Anyway, the point is that this has spurred a lot of economic activity in the intergalactic travel industry, as creatures from all over the cosmos now want to come and see you puny Earthlings believing these things, and maybe get some nice pictures of you actually investing your retirement money in the stock market. They are snapping up intergalactic travel packages and renting flying saucers like crazy! It's a boom!

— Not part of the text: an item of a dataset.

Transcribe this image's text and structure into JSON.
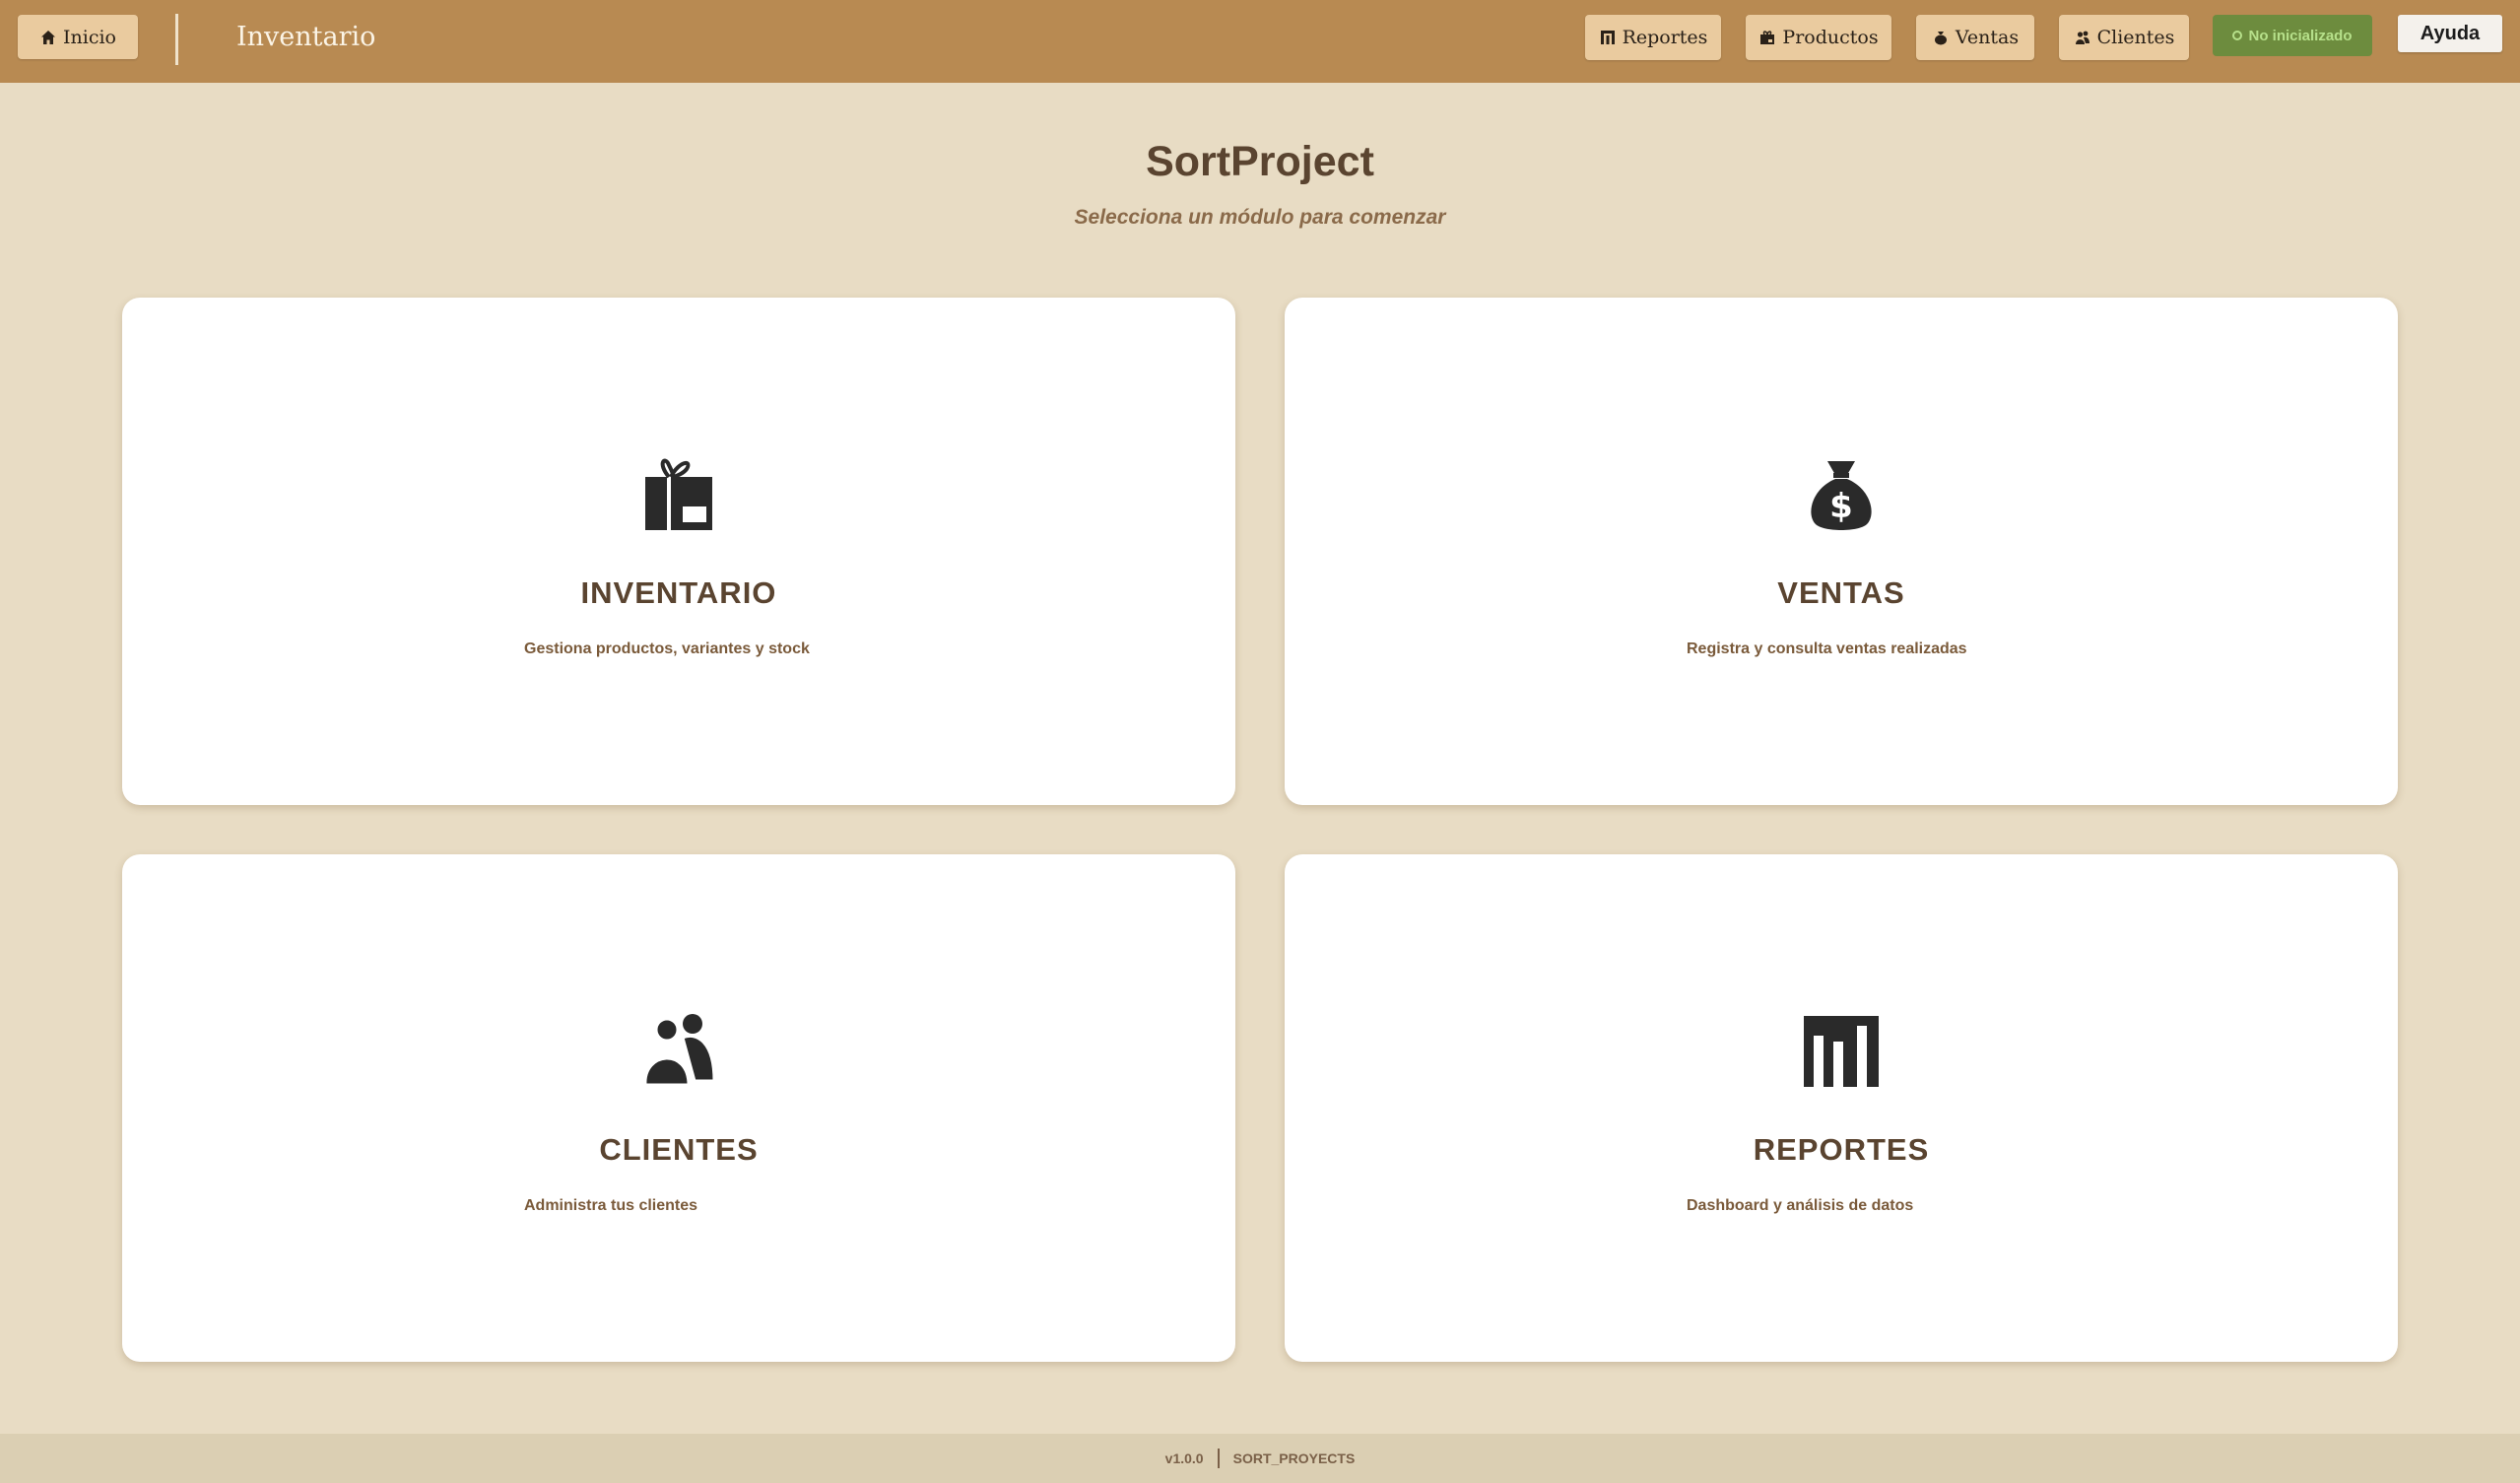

-- For anyone who still thinks that ethanol or hydrogen will solve the energy crisis, I cleverly hide my laughter by unexpectedly stuffing a whole taco into my mouth with one hand. With the other hand, I direct your attention to Robert Rapier, of R-Squared Blogspot, who reports that "a barrel of ethanol contains approximately 3.5 million BTUs, and a barrel of oil contains approximately 6 million BTUs." So, using Advanced Mogambo Mathematics (AMM), I quickly calculate that you will need to use almost twice as many units of ethanol to produce the same work and one unit of oil! And when you consider the energy necessary to produce ethanol from seeds, to plants, to harvest, to process- whew! -what a loser!
And while I do not have the figures for hydrogen, I am sure that they are a LOT lower than that, as at least ethanol contains powerful carbon-carbon bonds like oil, so that when you break the bonds you get a lot of energy. Hydrogen merely combines with itself and oxygen in a low-yield way. Big deal.
And the energy available from solar power, in total BTUs per square foot, is actually miniscule to the point where the energy used to manufacture solar cells is more than you will ever get back out from the solar cell as usable energy.
There are no easy, pleasant ways to correct monetary problems, nor the problem of energy over-usage and dependence, and it always comes back to the maxim "There ain't no such thing as a free lunch." Ugh.
****Mogambo sez: You can almost smell the fear in the gold and silver shorts, as more and more people are waking up to the fact, without elaboration, that every time in the entire course of history that a government committed these kinds of monetary sins, it was gold and silver that saved the day for those wise enough to buy and hold them. And it was curtains for everyone else.
And the pertinent lesson is not just that the people who bought gold and silver prospered, but that the people who bought early in the cycle made the most money when gold and silver rose.